The RBRF saw a big boost of A$8.8 billion in 2014 as rise in exchange rate in 2009-10 and 2010-11 led to large valuation losses and depleted the fund. The RBA had begun to the rebuild the reserve since then but because it was likely to take a long time, the then-Treasurer granted A$8.8 billion to boost the RBRF.

In 2015, the fund was boosted by A$1.57 billion from a transfer of earnings meant for distribution to government. The reason was again an appreciation in the Australian dollar which left the RBRF at a at a lower-than-prudent level.

In 2016, once again the fund was increased by A$1.39 billion from earnings available for distribution because of rise in the RBA’s assets at risk. Back then, the RBA had set a target for capital of 15% of its assets at risk.

In 2016-17, the RBA board reviewed the framework for its capital and decided to adopt an approach more reflective of the risks on the balance sheet, and this resulted in replacement of target based on assets at rick to target based on assigning capital charges to different classes of assets.

“These charges reflect an assessment of the respective risks of these assets, mainly foreign exchange and interest rate risk,” the RBA said.

In the latest 2020-21 year, the RBA’s outright holdings of domestic government rose sharply due to its bond purchase program and in support of the yield target, resulting in a rise in interest rate risk.

The prior year 2019-20 also saw a rise in interest rate risk due to the large increase in government bond purchases but the RBA viewed the risk of a large rise in bond yields in the period ahead as low. This, and the fact that the capital position was strong, meant it saw no need to boost its RBRF.  So the entire earnings of A$2.57 billion was paid as dividend to the government.

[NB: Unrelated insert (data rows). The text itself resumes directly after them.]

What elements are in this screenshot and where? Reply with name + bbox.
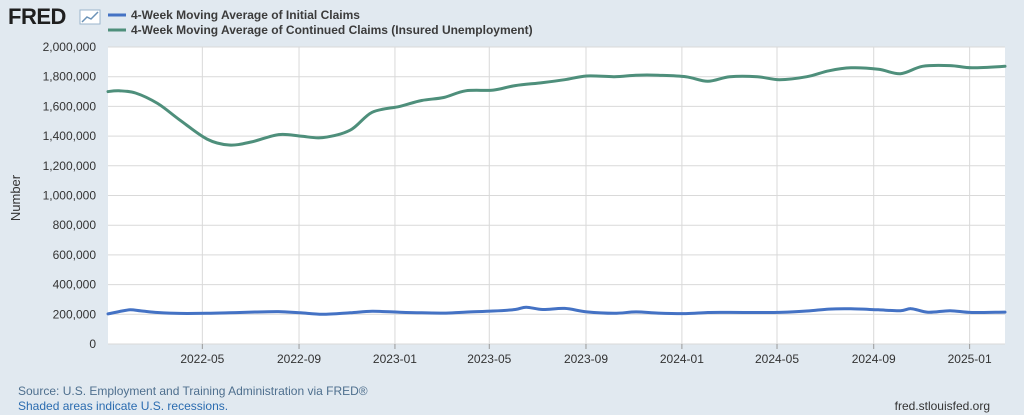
series-lines — [106, 63, 1007, 316]
x-tick-label: 2022-09 — [277, 352, 321, 366]
y-tick-label: 2,000,000 — [43, 40, 97, 54]
y-tick-label: 1,600,000 — [43, 99, 97, 113]
x-tick-label: 2023-01 — [373, 352, 417, 366]
source-note: Source: U.S. Employment and Training Adm… — [18, 384, 368, 398]
y-tick-label: 600,000 — [53, 248, 97, 262]
y-tick-label: 400,000 — [53, 278, 97, 292]
recession-note[interactable]: Shaded areas indicate U.S. recessions. — [18, 399, 229, 413]
fred-logo-text: FRED — [8, 4, 66, 29]
x-tick-label: 2024-05 — [755, 352, 799, 366]
chart-sparkline-icon — [79, 9, 101, 25]
y-axis: 0 200,000 400,000 600,000 800,000 1,000,000 1,… — [43, 40, 97, 351]
y-tick-label: 1,000,000 — [43, 189, 97, 203]
series-line-initial-claims[interactable] — [106, 305, 1007, 316]
legend-label-initial-claims: 4-Week Moving Average of Initial Claims — [131, 8, 360, 22]
series-line-continued-claims[interactable] — [106, 63, 1007, 147]
y-axis-title: Number — [8, 174, 23, 221]
x-tick-label: 2024-09 — [852, 352, 896, 366]
x-axis: 2022-05 2022-09 2023-01 2023-05 2023-09 2024-… — [180, 344, 992, 366]
y-tick-label: 1,800,000 — [43, 70, 97, 84]
fred-site-link[interactable]: fred.stlouisfed.org — [894, 399, 990, 413]
legend: 4-Week Moving Average of Initial Claims … — [108, 8, 533, 37]
y-tick-label: 1,400,000 — [43, 129, 97, 143]
y-tick-label: 0 — [89, 337, 96, 351]
x-tick-label: 2022-05 — [180, 352, 224, 366]
legend-label-continued-claims: 4-Week Moving Average of Continued Claim… — [131, 23, 533, 37]
fred-logo[interactable]: FRED — [8, 4, 101, 29]
y-tick-label: 200,000 — [53, 307, 97, 321]
x-tick-label: 2023-05 — [467, 352, 511, 366]
x-tick-label: 2025-01 — [948, 352, 992, 366]
y-tick-label: 1,200,000 — [43, 159, 97, 173]
x-tick-label: 2023-09 — [564, 352, 608, 366]
gridlines — [108, 46, 1005, 345]
y-tick-label: 800,000 — [53, 218, 97, 232]
x-tick-label: 2024-01 — [660, 352, 704, 366]
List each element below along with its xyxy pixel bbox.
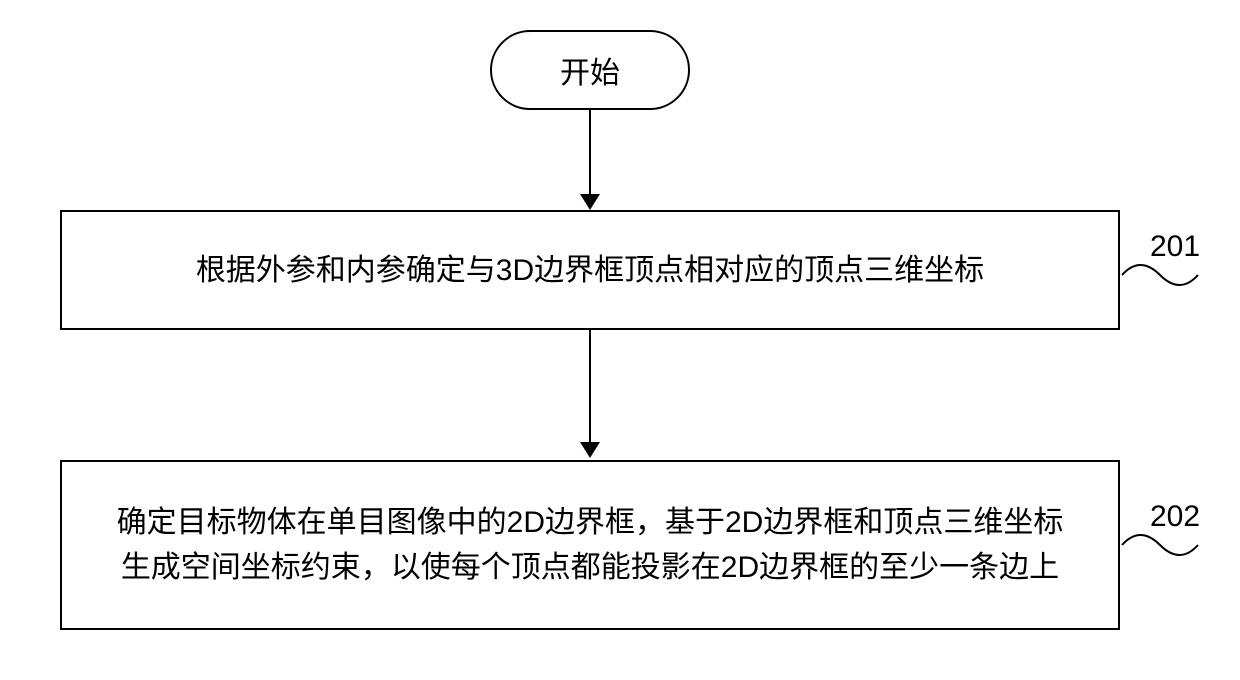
process-step2-text: 确定目标物体在单目图像中的2D边界框，基于2D边界框和顶点三维坐标生成空间坐标约… bbox=[102, 500, 1078, 590]
step2-number: 202 bbox=[1150, 500, 1200, 534]
start-label: 开始 bbox=[560, 48, 620, 92]
edge-start-step1-arrow bbox=[580, 194, 600, 210]
process-step1: 根据外参和内参确定与3D边界框顶点相对应的顶点三维坐标 bbox=[60, 210, 1120, 330]
step1-number: 201 bbox=[1150, 230, 1200, 264]
process-step2: 确定目标物体在单目图像中的2D边界框，基于2D边界框和顶点三维坐标生成空间坐标约… bbox=[60, 460, 1120, 630]
start-node: 开始 bbox=[490, 30, 690, 110]
edge-start-step1 bbox=[589, 110, 591, 196]
edge-step1-step2-arrow bbox=[580, 442, 600, 458]
process-step1-text: 根据外参和内参确定与3D边界框顶点相对应的顶点三维坐标 bbox=[196, 248, 984, 293]
edge-step1-step2 bbox=[589, 330, 591, 444]
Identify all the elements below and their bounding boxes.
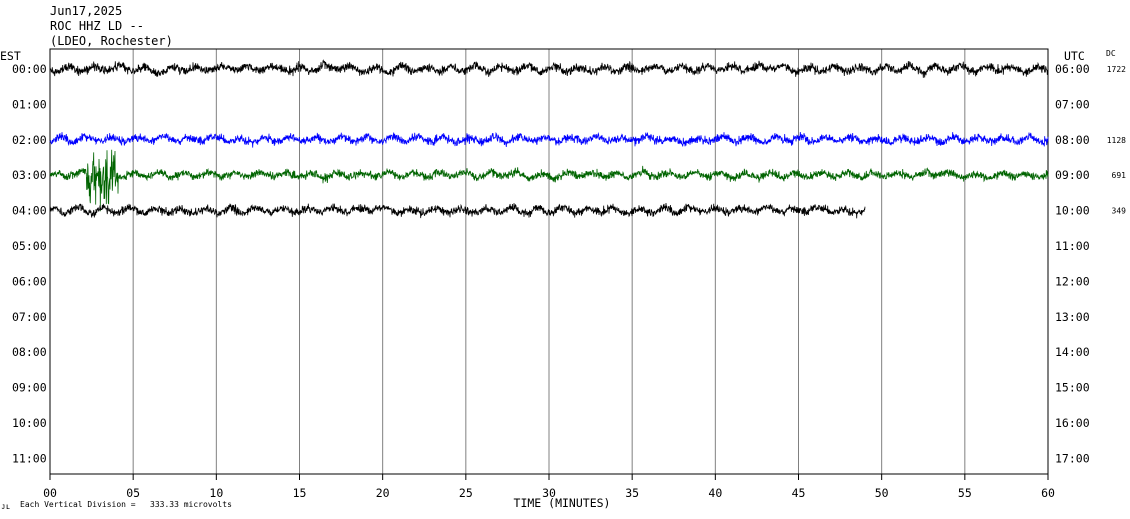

It is likely this time the RBA has judged a need to increase RBRF because its bond holdings is more than double from last year, and its conviction about rise in bond yields would be lower than the year before.

Treasurer Josh Frydenberg appears to have agreed.

The RBA could not be reached for comment or to confirm, so CB-Intel has relied on its understanding and available resources for this story.